AMENDMENT NUMBER 3 TO

MARKETING AGREEMENT


THIS AMENDMENT NUMBER 3 TO THE MARKETING AGREEMENT, effective as indicated herein, by and between OM Financial Life Insurance Company, (formerly known as Americom Life & Annuity Insurance Company) (“OMFLIC”), a Maryland corporation, and Legacy Marketing Group (“LMG”), a California corporation.


WHEREAS, OMFLIC and LMG entered into a Marketing Agreement (“Agreement”), wherein LMG agreed to provide specified services relating to the marketing of certain insurance policies issued by OMFLIC;

 

WHEREAS, OMFLIC and LMG desire to amend to the Agreement as follows;


NOW THEREFORE, in consideration of the foregoing recitals and mutual promises hereinafter contained and other good and valuable consideration, LMG and OMFLIC mutually agree to the following:


1.

Effective August 1, 2008, *bp of the Override Marketing Fee (Marketing Allowance) set forth in Appendix G, sub-section IV “FEES,” normally paid during the * * (see footnote “f”) will be paid upfront (see footnote “e”).


2.

Appendix E, Authorized OMFLIC Personnel, is modified by deleting Elaine Griffin, Manager of Operations.



All other provisions in the Agreement not specifically amended above remain in effect and unchanged.

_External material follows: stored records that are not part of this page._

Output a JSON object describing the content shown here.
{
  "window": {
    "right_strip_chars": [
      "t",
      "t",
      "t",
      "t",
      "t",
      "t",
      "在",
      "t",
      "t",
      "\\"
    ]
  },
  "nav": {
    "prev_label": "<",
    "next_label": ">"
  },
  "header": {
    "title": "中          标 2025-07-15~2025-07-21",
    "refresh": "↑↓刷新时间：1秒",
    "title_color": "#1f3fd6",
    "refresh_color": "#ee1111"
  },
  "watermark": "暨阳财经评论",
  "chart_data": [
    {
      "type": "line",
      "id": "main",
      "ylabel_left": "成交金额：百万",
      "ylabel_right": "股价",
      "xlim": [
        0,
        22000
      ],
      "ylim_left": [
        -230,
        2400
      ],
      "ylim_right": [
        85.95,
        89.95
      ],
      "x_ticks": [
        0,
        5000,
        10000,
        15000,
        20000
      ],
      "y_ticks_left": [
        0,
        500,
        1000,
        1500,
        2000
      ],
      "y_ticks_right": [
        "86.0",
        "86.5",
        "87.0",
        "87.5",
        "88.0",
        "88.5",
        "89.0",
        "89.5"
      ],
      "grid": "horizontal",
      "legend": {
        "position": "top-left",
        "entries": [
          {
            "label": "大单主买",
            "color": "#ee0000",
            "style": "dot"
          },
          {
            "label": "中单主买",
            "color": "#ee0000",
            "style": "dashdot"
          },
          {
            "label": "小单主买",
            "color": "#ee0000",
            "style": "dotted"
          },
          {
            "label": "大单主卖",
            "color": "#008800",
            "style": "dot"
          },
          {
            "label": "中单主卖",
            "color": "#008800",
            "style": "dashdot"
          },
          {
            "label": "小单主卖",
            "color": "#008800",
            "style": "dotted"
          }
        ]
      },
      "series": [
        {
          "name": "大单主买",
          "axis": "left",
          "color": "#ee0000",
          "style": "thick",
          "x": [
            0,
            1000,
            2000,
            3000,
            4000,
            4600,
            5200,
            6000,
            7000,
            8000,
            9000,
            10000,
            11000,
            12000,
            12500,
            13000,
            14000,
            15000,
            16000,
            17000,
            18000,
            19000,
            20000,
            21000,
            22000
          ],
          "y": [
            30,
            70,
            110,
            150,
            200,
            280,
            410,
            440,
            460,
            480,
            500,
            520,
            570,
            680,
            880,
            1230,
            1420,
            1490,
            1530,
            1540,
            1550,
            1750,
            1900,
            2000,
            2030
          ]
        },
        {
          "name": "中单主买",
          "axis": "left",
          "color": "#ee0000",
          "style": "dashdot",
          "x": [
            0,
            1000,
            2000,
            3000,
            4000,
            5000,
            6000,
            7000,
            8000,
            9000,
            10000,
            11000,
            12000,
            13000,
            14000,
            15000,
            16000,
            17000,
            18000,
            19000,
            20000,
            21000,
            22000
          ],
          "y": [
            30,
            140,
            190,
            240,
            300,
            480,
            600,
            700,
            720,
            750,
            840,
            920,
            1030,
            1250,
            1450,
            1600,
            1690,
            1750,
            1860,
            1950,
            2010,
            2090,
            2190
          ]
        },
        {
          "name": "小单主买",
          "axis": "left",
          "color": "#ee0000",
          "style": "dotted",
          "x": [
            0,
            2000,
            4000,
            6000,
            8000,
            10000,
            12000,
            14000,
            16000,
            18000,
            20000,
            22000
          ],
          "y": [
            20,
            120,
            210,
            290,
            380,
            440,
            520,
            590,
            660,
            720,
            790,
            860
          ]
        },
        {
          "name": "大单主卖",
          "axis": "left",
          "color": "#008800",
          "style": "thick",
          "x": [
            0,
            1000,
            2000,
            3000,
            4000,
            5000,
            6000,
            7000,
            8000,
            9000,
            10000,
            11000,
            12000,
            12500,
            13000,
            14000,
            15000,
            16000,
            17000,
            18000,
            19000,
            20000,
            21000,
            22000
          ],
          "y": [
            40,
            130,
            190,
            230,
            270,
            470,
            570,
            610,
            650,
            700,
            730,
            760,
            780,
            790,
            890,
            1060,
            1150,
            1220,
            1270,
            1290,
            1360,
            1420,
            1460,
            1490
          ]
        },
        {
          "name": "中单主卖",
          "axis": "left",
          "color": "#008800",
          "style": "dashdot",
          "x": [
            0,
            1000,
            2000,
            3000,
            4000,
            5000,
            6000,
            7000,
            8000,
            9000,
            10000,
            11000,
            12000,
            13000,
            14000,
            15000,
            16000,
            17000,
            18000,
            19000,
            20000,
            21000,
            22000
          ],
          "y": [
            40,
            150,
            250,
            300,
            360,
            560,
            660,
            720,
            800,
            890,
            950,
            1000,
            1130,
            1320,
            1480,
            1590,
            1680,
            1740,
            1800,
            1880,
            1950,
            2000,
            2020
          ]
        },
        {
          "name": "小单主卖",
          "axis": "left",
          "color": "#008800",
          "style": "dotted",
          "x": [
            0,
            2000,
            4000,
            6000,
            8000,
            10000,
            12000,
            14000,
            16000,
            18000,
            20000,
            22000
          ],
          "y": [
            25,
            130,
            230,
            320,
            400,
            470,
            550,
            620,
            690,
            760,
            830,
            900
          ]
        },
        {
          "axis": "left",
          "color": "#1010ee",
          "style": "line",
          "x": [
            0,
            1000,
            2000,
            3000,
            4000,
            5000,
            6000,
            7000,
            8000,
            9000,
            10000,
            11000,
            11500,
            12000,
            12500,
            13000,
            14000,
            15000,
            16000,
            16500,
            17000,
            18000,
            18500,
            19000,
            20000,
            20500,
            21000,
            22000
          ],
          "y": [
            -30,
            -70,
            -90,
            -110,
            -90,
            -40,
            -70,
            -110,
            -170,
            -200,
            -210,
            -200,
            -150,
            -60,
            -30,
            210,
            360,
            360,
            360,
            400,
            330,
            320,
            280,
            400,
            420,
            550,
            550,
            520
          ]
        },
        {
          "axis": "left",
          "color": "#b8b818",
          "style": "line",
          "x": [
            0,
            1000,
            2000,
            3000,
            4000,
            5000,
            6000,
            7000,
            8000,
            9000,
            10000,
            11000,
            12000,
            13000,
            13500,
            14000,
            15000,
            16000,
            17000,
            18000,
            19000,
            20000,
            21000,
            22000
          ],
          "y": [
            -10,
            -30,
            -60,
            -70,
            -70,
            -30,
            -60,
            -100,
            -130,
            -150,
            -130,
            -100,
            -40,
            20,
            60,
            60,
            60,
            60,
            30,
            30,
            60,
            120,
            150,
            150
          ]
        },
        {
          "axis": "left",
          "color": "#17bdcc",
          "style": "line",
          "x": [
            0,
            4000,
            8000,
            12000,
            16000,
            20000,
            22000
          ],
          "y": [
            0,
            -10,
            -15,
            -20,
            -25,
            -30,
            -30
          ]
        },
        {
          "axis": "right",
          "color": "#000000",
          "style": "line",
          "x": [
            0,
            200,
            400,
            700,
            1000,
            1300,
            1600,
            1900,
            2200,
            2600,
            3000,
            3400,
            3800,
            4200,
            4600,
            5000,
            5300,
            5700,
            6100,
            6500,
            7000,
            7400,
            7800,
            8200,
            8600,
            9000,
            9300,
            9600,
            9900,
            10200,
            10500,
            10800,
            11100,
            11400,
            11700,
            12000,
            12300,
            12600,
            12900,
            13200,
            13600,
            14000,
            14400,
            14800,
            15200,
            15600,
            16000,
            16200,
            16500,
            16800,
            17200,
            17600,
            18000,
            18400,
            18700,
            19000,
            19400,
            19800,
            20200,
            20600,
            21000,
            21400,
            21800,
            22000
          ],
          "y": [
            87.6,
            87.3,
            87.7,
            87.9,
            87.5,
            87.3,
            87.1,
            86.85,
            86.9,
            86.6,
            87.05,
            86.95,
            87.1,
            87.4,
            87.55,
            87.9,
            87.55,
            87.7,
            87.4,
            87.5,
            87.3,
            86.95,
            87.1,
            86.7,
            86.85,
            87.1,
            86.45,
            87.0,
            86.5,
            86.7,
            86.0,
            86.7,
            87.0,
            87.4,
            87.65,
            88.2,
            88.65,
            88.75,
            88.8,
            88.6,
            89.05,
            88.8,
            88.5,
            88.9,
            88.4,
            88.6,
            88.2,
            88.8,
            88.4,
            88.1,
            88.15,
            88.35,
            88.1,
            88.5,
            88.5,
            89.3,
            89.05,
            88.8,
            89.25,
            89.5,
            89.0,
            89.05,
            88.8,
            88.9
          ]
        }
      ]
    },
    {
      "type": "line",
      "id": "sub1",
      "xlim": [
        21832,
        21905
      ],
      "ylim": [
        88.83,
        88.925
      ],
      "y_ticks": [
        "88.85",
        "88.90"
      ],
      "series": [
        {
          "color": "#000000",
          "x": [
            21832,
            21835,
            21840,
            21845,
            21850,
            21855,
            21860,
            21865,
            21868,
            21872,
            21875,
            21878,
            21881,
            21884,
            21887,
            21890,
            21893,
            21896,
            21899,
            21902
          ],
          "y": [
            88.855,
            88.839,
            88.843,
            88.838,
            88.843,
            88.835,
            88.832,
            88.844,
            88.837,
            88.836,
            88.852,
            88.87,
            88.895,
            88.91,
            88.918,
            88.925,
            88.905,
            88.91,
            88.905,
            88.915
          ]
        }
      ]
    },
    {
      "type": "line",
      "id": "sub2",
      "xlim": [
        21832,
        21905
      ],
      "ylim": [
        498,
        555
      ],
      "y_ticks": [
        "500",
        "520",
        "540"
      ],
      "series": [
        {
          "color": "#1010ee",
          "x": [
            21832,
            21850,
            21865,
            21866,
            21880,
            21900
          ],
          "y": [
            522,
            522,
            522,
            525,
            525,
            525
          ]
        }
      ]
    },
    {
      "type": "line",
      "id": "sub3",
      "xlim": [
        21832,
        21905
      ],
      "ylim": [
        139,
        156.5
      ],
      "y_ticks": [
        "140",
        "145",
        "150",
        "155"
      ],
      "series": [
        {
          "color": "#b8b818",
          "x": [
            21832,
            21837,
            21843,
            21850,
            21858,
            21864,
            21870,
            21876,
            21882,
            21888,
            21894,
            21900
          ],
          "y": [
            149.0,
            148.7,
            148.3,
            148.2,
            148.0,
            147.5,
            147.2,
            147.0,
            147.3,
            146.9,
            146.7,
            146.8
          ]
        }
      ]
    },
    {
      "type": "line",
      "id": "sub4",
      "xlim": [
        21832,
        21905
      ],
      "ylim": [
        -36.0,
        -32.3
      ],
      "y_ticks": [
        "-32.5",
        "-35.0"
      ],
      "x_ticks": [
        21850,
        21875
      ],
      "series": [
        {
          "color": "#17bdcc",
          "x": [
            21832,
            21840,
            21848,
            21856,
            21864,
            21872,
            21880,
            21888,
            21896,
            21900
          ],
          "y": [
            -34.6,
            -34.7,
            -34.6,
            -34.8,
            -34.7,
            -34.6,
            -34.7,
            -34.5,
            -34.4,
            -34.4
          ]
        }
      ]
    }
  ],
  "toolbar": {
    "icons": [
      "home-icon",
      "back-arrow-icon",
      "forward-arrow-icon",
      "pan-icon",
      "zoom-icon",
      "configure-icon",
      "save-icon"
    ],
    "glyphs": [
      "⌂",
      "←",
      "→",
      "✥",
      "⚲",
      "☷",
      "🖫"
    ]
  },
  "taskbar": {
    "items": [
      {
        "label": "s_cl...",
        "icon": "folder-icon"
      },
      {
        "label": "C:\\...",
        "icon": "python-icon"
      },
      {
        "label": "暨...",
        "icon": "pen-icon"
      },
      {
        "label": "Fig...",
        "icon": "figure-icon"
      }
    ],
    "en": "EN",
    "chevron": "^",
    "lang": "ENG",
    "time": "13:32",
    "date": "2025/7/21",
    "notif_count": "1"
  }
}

IN WITNESS WHEREOF, the parties have executed this Amendment.



Legacy Marketing Group

OM Financial Life Insurance Company

 

By : /s/ Dayna Wells

By: /s/ Brian Grigg


Printed Name: Dayna Wells

Printed Name: Brian Grigg


Title: Vice President, IT & Product Development

Title: Vice President, Fixed Distribution


Date: October 3, 2008

Date: September 23, 2008





* Confidential information omitted and filed separately with the SEC.